Written by Jerry Engler Wednesday, 30 April 2008 05:52
The northern half of Marion County endured a crushing storm of rain and hail Wednesday, April 23, that led to sand bagging in Durham, a huge set-back to the county’s road program, and a 3.5-foot rise in the level of Marion Reservoir.
Rain amounts were reported up to 6 inches across a wide area, with especially high concentrations along the North Cottonwood River.
Glennon Crowther, mayor of Durham, said the fire department crew led volunteers at placing sand bags in front of businesses on Main Street to protect them from the North Cottonwood’s waters.

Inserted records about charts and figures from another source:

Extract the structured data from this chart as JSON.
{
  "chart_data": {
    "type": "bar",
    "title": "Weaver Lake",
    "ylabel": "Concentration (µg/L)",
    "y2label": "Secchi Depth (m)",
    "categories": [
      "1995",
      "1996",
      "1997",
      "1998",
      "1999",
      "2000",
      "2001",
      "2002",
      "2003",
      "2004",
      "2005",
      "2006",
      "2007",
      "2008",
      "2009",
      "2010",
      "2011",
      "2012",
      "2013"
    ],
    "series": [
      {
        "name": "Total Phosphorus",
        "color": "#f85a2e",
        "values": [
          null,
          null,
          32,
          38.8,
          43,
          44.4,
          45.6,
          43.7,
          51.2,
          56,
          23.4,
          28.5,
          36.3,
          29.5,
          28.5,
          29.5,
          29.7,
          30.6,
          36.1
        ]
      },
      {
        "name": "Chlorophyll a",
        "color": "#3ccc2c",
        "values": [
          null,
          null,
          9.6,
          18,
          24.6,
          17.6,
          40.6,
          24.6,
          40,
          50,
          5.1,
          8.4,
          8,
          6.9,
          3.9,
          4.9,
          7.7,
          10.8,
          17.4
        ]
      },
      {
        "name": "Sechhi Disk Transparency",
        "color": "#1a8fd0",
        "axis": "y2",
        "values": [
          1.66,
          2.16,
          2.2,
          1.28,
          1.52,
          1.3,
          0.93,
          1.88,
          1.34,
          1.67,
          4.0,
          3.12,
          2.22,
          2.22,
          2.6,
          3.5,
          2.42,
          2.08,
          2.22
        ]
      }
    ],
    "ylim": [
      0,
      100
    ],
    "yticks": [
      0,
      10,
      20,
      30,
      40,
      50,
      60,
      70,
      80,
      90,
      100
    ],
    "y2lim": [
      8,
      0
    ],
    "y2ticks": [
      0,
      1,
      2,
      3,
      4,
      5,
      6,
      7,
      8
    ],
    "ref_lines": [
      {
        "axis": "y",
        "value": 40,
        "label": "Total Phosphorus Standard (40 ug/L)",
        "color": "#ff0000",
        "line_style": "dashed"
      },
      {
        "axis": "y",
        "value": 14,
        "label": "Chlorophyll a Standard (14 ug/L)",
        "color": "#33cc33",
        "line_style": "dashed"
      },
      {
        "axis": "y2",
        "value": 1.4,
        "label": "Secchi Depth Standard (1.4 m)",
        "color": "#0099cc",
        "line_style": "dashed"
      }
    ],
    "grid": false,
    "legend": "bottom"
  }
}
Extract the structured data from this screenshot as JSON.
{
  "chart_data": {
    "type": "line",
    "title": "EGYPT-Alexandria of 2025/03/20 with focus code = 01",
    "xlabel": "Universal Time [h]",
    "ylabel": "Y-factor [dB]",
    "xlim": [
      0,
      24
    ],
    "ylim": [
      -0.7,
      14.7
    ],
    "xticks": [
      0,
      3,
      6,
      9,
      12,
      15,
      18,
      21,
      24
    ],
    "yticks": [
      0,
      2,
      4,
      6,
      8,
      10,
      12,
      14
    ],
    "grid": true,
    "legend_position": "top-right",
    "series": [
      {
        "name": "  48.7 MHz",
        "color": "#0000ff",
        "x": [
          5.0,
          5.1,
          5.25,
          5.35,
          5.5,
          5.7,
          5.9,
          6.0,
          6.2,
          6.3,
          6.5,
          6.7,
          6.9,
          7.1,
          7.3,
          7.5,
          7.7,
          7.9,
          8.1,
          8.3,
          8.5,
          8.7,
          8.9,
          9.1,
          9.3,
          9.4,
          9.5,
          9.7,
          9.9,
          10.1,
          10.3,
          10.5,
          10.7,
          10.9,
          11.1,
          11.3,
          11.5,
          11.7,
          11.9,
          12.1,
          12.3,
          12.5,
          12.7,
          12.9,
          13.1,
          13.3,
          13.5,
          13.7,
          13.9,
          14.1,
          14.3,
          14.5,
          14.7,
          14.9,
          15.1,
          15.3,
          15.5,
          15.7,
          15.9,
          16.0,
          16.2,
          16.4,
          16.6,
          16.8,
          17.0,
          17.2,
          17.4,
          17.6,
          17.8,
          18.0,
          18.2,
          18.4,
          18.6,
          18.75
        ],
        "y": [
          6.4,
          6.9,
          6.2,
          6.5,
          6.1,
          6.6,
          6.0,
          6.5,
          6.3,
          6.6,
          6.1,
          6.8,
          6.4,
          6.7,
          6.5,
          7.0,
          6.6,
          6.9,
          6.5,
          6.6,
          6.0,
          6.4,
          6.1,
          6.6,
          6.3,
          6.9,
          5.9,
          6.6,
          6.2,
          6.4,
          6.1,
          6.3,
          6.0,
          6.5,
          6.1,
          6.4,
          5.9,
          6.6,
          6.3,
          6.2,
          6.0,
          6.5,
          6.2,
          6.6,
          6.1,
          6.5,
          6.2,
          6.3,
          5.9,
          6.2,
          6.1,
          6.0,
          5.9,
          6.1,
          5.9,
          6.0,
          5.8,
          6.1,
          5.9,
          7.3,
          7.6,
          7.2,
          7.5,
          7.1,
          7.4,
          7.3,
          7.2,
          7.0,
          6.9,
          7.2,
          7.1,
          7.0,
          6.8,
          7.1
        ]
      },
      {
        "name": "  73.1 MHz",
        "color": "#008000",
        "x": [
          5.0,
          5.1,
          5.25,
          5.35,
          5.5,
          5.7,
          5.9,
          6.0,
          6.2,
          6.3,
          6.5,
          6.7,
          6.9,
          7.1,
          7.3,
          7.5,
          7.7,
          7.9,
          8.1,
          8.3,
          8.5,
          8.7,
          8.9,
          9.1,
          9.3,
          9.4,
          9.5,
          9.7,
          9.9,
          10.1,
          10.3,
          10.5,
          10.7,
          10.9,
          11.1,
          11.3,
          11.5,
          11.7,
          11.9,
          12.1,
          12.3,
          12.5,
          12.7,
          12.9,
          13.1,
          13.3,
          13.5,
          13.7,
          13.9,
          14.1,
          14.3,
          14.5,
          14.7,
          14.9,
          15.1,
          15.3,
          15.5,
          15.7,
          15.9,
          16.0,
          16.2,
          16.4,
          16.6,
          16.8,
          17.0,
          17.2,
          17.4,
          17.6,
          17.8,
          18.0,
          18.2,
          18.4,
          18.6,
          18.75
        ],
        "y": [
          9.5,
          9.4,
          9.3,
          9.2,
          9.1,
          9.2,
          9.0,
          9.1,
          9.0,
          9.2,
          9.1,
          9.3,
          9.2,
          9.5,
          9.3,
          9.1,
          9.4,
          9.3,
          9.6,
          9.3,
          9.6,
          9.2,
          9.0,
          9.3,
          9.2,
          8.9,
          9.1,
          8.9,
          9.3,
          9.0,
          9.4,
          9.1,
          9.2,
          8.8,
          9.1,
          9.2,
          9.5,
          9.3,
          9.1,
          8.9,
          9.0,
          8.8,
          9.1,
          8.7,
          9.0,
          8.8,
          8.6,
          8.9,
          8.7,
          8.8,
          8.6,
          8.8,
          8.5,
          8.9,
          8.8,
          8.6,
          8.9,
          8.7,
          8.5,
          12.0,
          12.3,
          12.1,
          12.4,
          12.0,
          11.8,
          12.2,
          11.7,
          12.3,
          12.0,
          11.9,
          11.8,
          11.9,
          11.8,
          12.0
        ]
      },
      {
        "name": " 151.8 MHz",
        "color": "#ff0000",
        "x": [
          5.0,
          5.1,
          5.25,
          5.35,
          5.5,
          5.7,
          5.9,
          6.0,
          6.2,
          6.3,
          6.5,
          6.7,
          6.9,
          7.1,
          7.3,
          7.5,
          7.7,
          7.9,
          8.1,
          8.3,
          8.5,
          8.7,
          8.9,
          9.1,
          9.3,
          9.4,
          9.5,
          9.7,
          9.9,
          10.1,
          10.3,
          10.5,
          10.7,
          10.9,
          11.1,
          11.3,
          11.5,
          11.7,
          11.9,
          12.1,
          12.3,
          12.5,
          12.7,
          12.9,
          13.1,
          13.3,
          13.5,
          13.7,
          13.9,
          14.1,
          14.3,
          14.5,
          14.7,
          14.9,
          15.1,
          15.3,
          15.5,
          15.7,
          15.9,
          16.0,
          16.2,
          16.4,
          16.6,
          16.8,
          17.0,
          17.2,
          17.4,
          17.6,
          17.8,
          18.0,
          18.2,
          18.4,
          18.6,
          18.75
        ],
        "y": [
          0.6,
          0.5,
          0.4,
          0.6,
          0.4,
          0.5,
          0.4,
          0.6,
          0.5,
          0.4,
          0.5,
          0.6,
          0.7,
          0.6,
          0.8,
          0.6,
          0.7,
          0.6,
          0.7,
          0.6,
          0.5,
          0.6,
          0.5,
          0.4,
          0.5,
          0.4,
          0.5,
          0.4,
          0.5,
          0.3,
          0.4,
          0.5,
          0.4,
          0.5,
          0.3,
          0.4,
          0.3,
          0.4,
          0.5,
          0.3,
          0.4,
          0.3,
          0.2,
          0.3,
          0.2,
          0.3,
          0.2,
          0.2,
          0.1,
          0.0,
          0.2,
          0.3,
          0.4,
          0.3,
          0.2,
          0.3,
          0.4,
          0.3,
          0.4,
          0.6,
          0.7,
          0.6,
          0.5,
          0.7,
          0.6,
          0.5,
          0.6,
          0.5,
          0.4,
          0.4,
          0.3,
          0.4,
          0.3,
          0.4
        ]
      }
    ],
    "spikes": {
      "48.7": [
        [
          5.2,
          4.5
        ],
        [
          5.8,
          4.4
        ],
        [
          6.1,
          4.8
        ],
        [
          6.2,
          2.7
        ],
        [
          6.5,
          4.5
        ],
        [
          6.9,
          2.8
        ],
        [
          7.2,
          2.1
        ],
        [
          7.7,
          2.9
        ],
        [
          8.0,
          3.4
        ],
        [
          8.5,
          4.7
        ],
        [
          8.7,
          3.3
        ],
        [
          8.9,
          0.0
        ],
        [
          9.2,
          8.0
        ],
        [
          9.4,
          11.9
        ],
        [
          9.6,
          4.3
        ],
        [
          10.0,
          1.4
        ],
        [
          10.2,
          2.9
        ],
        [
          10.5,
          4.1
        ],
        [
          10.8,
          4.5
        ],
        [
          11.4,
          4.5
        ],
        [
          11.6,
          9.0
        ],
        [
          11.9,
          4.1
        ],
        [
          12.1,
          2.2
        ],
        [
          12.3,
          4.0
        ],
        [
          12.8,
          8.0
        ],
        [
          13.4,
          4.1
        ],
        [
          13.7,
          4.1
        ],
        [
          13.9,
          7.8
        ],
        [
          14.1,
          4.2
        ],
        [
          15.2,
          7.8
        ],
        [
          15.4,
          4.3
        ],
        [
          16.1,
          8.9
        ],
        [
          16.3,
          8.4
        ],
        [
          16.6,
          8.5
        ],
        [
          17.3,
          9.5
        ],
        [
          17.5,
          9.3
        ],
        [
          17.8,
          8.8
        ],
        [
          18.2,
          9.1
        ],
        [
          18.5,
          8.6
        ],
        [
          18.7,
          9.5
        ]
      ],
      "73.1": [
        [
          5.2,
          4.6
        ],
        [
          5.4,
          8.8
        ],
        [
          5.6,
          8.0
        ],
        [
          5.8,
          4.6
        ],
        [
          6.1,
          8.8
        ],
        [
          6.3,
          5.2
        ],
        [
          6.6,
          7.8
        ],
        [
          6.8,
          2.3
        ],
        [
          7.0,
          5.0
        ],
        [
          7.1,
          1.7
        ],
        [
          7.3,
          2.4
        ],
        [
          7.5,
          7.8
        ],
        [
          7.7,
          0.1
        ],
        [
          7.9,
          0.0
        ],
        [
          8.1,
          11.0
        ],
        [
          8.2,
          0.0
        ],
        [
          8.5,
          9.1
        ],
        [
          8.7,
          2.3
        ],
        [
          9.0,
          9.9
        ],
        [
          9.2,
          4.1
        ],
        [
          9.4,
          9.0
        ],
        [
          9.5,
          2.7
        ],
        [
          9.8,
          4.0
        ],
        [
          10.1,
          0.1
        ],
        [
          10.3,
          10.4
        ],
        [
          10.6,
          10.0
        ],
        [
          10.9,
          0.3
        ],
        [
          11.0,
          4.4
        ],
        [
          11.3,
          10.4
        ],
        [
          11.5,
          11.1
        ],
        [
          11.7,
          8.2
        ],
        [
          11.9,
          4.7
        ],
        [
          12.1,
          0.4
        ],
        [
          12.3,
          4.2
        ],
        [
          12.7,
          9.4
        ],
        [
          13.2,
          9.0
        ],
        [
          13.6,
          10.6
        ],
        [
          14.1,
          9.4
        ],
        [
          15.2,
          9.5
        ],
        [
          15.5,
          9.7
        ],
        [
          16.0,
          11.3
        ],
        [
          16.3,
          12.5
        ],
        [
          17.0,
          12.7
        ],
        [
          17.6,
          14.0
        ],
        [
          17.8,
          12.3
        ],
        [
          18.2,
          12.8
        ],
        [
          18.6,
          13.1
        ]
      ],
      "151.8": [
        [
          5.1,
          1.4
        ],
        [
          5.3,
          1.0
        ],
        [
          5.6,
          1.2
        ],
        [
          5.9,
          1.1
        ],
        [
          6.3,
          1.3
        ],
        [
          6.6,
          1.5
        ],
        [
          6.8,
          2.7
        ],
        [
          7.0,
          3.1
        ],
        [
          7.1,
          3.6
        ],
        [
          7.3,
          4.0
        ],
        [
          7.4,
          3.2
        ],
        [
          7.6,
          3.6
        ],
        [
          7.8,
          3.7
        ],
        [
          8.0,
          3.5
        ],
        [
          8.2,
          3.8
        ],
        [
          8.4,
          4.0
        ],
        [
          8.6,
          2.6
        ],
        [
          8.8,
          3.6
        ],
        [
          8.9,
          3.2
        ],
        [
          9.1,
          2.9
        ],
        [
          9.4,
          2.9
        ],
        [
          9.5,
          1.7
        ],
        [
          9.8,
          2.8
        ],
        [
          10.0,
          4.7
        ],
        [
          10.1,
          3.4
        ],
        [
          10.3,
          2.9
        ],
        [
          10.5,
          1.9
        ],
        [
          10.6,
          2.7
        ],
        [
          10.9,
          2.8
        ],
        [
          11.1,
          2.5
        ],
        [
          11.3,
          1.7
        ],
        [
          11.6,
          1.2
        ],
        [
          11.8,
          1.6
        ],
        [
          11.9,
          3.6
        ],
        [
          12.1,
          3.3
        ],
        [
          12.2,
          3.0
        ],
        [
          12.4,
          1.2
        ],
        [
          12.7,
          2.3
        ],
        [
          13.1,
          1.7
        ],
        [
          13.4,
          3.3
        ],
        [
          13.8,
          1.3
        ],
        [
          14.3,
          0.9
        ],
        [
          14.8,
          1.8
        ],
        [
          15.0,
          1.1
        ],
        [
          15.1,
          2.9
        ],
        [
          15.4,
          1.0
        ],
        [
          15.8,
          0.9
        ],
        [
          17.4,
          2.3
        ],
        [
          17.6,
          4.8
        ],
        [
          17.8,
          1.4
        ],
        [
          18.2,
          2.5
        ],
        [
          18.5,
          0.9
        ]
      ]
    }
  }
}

He said the volunteers reported river water over the tops of their boots at Main Street Cafe while at G&R Implement Co. further south it was reported at 18 inches deep.
The cafe suffered most of the significant damage in town with water seeping through the north wall cement-block construction in what used to be the town library. The south part of the building was undamaged, and will be used to keep the business open while the north half is repaired, Crowther said.
Some drywall and carpet will need to be replaced in the north half, he said.
“It was the Cottonwood from west of town that did it,” Crowther said. “The farmers west of town were reporting 5.5 to 6 inches of rain. Here in town we were at 4.5. We’re lucky the tributary streams from Roxbury south to Canton didn’t get it like that because that all comes through here.
“We started sandbagging from 4:30 to 5 p.m., and got done by 6 p.m. or a little after,” he added. “The Cottonwood River was in town coming down Main Street by 7 p.m.
“We had a high loader from the grain elevator in here helping us load the sand bags back up this morning (Monday). We’ll save them through this summer, but they’ll rot, and not be worth anything after that.”
He said the last time the town had to sandbag was 10 years ago.
Some farmers from west of Durham said they had never seen the Cottonwood as high.
Irvin Christiansen, 93, said he has seen it higher twice in his life, most notably during the regional flooding of 1951.
“I’d say it was about 4 feet higher in ’51,” he said. “It was over the low-water bridge this time, but in ’51 it was another hundred feet up the hill.”
John Fredrickson, who does maintenance at Marion Reservoir, said debris from the water rise settled on some camping areas, but no real damage occurred with the elevated pool.
John Summerville, acting Marion County road and bridge director, said the storm caused a major setback for his department at a time when high fuel and material costs are causing a struggle to maintain county roads.
“It seemed like we were just catching up,” he said. “Now this happens, and we’re all backed up again. Every section of road north of Highway 256, old Highway 56, has at least some damage. There’s lots of culvert damage.
“There are places where the water was 6 feet deep or deeper over the roads. It’s amazing how much water there was. It was jumping the roads. The ditches couldn’t hold it all.
“It wasn’t just on streams,” he added. “In many cases there would just be a wash out of a pasture where the water would come deep across the road.
“Of course, everywhere water washed, it took the rock off the road into the ditches or out in the fields. There’s no cost-effective way to recover it. We have the rock trucks out there just patching up.”
In Marion, City Clerk Angela Lange said the rain was much lighter, and the city hasn’t had reports of damage.
Marion County Emergency Management Director Michelle Abbott-Becker said that except for the sandbagging in Durham and reports of road damage from road and bridge, her department didn’t have any other reports of damage.
In Hillsboro, 4.96 inches of rain were reported and a period of hail left yards and streets mostly white. The hail caused scattered roof damage. Todd Jost of Jost Welding said his tar roof may be totaled, pending an insurer’s report. Four of six panes of glass in his skylight were broken.